Is There A Stigma Surrounding Addiction?

downloadStigma around addiction remains. Society still looks down upon addicts. There are those who see addicts as the bottom of the barrel, weak willed and choosing to ruin their lives.

The stigma prevents some from getting help. Others do see them selves as, inferior, worthless and hopeless.  Addicts and alcoholics are not bad people. Their behavior can be bizarre, outrageous and inconsistent with the person you know. Once the chemical is in their system or the desire to use is there the person does change. With no plan to address it things get out of control.

The celebrities and high profile people you see who are addicts are usually seen at their bottom. The same with the homeless person on the street. Often times this street person and celebrity along with addiction has untreated mental illness.  The stigma around addiction actually kills. Suicide and overdose rates continue to rise. There is little attention paid to those individuals who have addressed their addiction problems. There are millions of people who are in recovery and doing great things. Another obstacle is the war on drugs.

This war seems to be a war on people, people who have an illness and need treatment. The American Society of addiction medicine characterizes addiction as a chronic disease. Addiction is a brain disease. Drugs affect the structure and functionality of the brain. I recently had a discussion with someone who admitted he used way to many drugs. He like to idea that he somehow has a disease.

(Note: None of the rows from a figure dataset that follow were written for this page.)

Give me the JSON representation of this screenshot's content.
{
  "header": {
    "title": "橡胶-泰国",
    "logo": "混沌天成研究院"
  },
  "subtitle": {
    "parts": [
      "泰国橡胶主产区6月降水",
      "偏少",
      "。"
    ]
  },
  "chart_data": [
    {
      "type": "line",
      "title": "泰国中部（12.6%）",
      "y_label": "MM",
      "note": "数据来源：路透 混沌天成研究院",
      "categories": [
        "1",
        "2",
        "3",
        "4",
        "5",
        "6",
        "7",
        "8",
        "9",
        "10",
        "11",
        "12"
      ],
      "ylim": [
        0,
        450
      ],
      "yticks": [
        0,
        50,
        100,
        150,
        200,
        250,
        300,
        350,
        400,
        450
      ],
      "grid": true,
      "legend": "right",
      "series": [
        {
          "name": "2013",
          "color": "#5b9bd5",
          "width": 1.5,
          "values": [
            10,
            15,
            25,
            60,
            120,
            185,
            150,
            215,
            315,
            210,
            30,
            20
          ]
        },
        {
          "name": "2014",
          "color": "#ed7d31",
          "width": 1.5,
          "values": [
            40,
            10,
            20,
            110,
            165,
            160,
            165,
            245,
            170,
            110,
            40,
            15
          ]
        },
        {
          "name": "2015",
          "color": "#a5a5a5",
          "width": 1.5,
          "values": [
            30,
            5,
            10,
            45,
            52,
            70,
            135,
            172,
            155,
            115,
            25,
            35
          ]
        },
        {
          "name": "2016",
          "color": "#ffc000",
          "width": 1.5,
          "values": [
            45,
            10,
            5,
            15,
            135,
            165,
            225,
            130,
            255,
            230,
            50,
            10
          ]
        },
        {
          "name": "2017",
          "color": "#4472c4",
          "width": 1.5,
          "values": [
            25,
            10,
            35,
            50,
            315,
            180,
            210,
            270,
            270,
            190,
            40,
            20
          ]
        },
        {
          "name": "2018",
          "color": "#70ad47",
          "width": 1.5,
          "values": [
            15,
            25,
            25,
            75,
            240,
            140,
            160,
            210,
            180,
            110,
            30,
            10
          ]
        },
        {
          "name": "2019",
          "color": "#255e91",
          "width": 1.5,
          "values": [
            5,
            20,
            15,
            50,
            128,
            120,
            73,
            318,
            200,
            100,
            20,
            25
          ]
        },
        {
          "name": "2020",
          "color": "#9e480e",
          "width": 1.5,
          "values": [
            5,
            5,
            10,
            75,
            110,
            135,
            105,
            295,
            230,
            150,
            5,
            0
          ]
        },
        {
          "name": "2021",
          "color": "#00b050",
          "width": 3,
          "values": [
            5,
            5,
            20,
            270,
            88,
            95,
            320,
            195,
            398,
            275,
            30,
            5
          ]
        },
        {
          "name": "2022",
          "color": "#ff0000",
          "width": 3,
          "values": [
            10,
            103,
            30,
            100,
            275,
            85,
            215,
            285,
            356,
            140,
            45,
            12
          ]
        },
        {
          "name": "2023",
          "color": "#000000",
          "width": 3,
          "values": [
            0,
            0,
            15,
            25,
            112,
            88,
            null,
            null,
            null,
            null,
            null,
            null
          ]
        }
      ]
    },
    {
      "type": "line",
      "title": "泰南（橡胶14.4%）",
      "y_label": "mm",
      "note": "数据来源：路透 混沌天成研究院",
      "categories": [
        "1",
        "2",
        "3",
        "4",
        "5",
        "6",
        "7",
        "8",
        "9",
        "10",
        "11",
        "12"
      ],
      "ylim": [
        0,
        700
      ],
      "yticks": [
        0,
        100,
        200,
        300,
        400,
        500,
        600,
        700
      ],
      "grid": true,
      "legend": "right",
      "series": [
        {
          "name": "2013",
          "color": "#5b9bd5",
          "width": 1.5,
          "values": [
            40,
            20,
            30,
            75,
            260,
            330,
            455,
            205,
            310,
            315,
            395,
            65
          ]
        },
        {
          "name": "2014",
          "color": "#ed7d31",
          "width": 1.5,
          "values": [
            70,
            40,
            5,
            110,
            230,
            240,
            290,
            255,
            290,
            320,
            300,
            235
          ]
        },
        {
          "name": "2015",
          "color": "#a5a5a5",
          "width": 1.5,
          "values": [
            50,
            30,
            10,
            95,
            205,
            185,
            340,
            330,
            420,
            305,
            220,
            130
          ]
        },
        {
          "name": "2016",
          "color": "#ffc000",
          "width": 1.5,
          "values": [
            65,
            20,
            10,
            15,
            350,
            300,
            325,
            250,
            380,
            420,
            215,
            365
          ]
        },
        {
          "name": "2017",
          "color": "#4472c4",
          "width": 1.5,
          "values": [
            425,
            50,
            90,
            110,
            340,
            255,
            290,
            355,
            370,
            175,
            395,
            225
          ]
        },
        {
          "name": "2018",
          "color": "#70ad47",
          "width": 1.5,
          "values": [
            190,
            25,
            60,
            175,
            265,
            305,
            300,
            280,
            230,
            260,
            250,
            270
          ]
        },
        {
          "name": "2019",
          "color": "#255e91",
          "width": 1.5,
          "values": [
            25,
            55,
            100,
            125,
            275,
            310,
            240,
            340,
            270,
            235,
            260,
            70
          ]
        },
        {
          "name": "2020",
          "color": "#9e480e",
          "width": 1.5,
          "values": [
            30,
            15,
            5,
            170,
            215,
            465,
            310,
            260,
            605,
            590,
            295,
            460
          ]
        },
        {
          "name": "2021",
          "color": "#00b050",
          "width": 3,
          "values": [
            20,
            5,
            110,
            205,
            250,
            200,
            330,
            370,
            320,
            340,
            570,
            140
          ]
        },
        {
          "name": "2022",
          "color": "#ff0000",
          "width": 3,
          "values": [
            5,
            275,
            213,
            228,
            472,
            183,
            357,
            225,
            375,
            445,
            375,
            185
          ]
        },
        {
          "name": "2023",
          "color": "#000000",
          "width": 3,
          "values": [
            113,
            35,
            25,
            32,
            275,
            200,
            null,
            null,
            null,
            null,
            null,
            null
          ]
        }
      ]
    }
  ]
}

We reviewed  the research and the science and he still did not like this “disease concept”. I asked him did he agree that he used too much and  drugs were creating major problems in his life.  He said “yes”.  I asked him if he was willing to learn something new about how to live life without drugs?  He said “yes”, and agreed to get help. I had no reason to force the “disease concept” on a person who was willing to get help.

Anonymity protects individuals from stigma, shame and prejudice. The definition of Anonymity  “is the state or quality of being unknown to most people”.  This means individuals are recovering secretly or discreetly behind anonymity. Does this support shame and stigma?

How do we show recovery is possible if is not known to most people?

How do we change the belief around addiction if recovery is not shown and talked about by those who are in it?

Our cultural beliefs around addiction and recovery need to change.